Should a Startup Outsource Product Development?

Posted by Davzo Inc

Posted in Startup


So, you have an idea. It's an idea that will revolutionize the world. You want to develop your product and sell it. How are you going to do it?

  • Build it yourself. You're going the solo route. Say you have $30,000 in funds saved up that you can dedicate to development. So your budget per month for one year is $2500 and let's say you can do 100 hours of coding per month for 12 months. The outcome: you've invested 1200 hours of coding into your product and by the end of that 12-month period, you've built a product that is stable enough to either be profitable, or get the investor's attention.

  • Build a team. Hire coders to do it for you. If the project needs 1200 hours of work and you're charging $40/hour, then you're going to need $48,000 in the bank. And that's $48,000 dedicated solely to paying the team; how you pay the bills is a separate income.

  • Hire a team. Let the pros handle it! You figure the best way to get your product into the hands of the consumer is to let the experts handle it. If you're paying $150/hour for 1200 hours, you're going to need $180,000 saved up – and again, that's assuming you have a secondary income.

So, you'll need either $30K, $48,000, or $180,000 just to get your product developed, and that's just the capital. And that just represents the initial release. That says nothing of the funds that go into future iterations and release cycles – which every piece of software has to go through while it matures. So: should you spend the extra money to outsource?

Working with Startups – A Consultative Perspective

In the past we've conducted a lot of quid-pro-quot transactions. Startups approached us, we developed their product, we gave it back to them. This worked well for startups who were not software-centric and just wanted an effective technological tool.

What about the start-ups that were developing apps or software? We found that in many cases, the product failed to gain momentum. When that happened, the start-up didn't want to invest more resources into additional release cycles and marketing. Their product went nowhere.

We wanted to try something new. We wanted to see more of our clients succeed, so we tried a more integrated approach. First we picked a startup. Then we offered an alpha release of the product while the startup assembled its own team to handle release cycles and marketing.

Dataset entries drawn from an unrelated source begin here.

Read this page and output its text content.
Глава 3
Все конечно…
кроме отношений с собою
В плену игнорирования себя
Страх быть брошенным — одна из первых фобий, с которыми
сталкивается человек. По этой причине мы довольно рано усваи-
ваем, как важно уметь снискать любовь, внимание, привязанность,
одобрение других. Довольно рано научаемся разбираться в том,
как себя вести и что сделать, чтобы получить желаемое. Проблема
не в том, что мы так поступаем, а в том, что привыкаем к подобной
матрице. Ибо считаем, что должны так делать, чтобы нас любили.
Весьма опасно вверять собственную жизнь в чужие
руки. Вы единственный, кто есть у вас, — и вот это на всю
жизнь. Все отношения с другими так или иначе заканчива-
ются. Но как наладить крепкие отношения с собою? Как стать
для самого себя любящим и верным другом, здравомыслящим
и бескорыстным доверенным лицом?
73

To make it easier for the startup, we even helped them hire!

We laid the ground work and the startup built on it

The result? The launch was a resounding success. The startup has been released new versions since the alpha and then closed a major deal.

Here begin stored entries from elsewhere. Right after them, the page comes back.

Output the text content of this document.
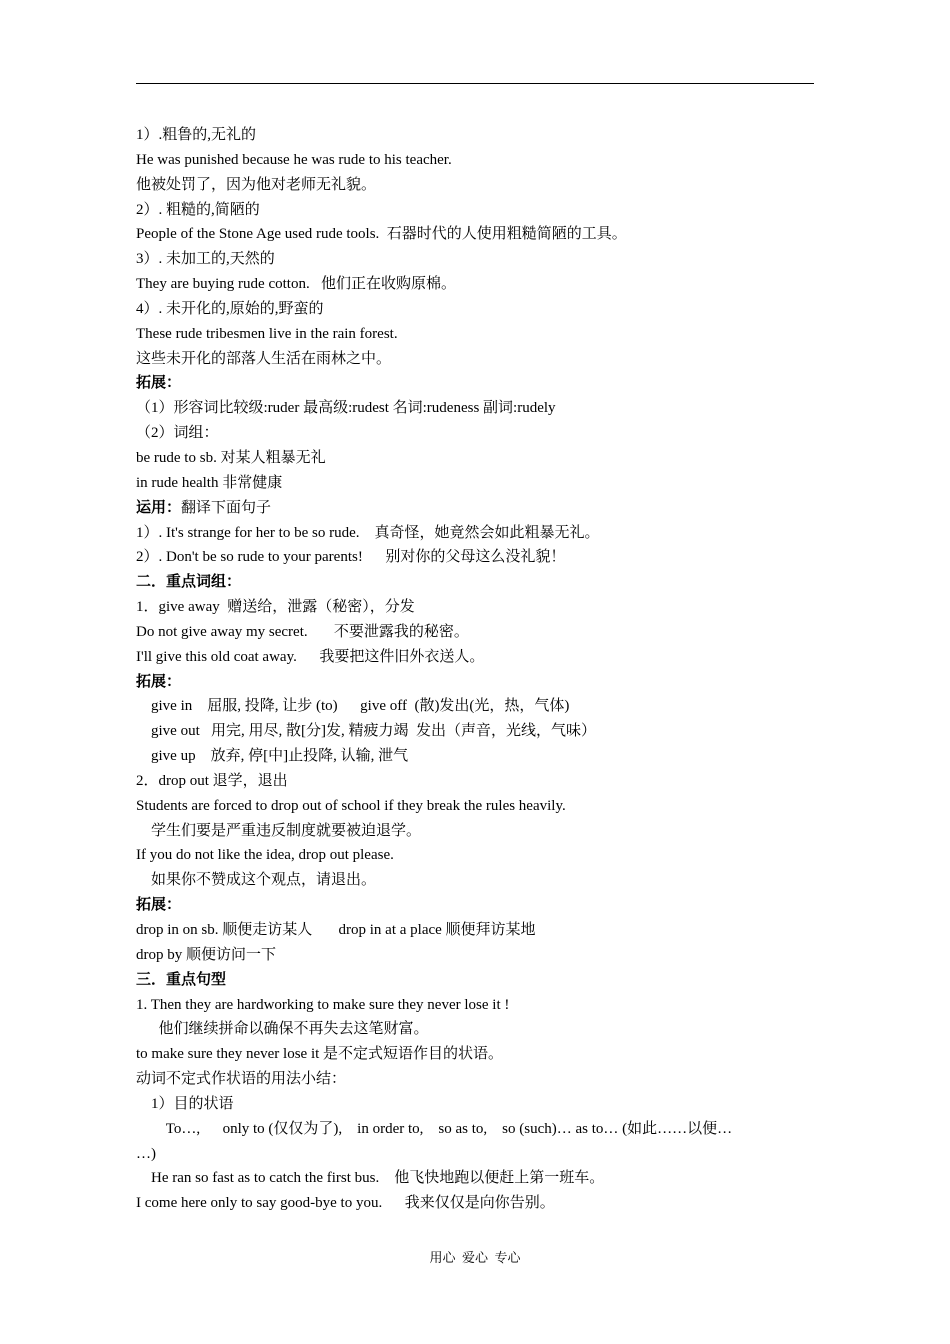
1）.粗鲁的,无礼的
He was punished because he was rude to his teacher.
他被处罚了，因为他对老师无礼貌。
2）. 粗糙的,简陋的
People of the Stone Age used rude tools.  石器时代的人使用粗糙简陋的工具。
3）. 未加工的,天然的
They are buying rude cotton.   他们正在收购原棉。
4）. 未开化的,原始的,野蛮的
These rude tribesmen live in the rain forest.
这些未开化的部落人生活在雨林之中。
拓展：
（1）形容词比较级:ruder 最高级:rudest 名词:rudeness 副词:rudely
（2）词组：
be rude to sb. 对某人粗暴无礼
in rude health 非常健康
运用：翻译下面句子
1）. It's strange for her to be so rude.    真奇怪，她竟然会如此粗暴无礼。
2）. Don't be so rude to your parents!      别对你的父母这么没礼貌！
二．重点词组：
1．give away  赠送给，泄露（秘密），分发
Do not give away my secret.       不要泄露我的秘密。
I'll give this old coat away.      我要把这件旧外衣送人。
拓展：
give in    屈服, 投降, 让步 (to)      give off  (散)发出(光，热，气体)
give out   用完, 用尽, 散[分]发, 精疲力竭  发出（声音，光线，气味）
give up    放弃, 停[中]止投降, 认输, 泄气
2．drop out 退学，退出
Students are forced to drop out of school if they break the rules heavily.
学生们要是严重违反制度就要被迫退学。
If you do not like the idea, drop out please.
如果你不赞成这个观点，请退出。
拓展：
drop in on sb. 顺便走访某人       drop in at a place 顺便拜访某地
drop by 顺便访问一下
三．重点句型
1. Then they are hardworking to make sure they never lose it !
他们继续拼命以确保不再失去这笔财富。
to make sure they never lose it 是不定式短语作目的状语。
动词不定式作状语的用法小结：
1）目的状语
To…,      only to (仅仅为了),    in order to,    so as to,    so (such)… as to… (如此……以便…
…)
He ran so fast as to catch the first bus.    他飞快地跑以便赶上第一班车。
I come here only to say good-bye to you.      我来仅仅是向你告别。
用心  爱心  专心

The project was profitable. The project was integrated. The project was a complete success!

How did we pick them? Our attitude on working with start-ups is straightforward: startups are risky. That's just the nature of the beast. We do have some criteria though. Has the start-up done its research? Does the start-up have the funds necessary to see the project through from beginning to end? Does the start-up need help with more than designing and developing the project? Is the start-up 100% committed to taking our advice? This last one is important – we're a multi-billion dollar company. We're experts in our field. We know what we're talking about.


What it all boils down to is this: when it comes to straight outsourcing, if the core of your business is an app or service, you're better off building your own team and your own technology. If you're looking to strengthen infrastructure while developing product, you do want to outsource. If you're not in the software business and you're just using technology to get the edge on the competition or because you want to provide a better user experience, then you definitely want to outsource. That will save you time and effort, and you have a better chance of getting a quality product.

In short

If you're a startup and the core of your business is apps and software and you're looking to only outsource product development, keep it in-house.

If the core of your business is apps and software and you're looking to outsource product development with infrastructure construction, DO outsource. This will work wonders in the long term.

If the core of your business is not apps and software, and you're just looking to integrate technology, DO outsource product development. This will save you time and effort.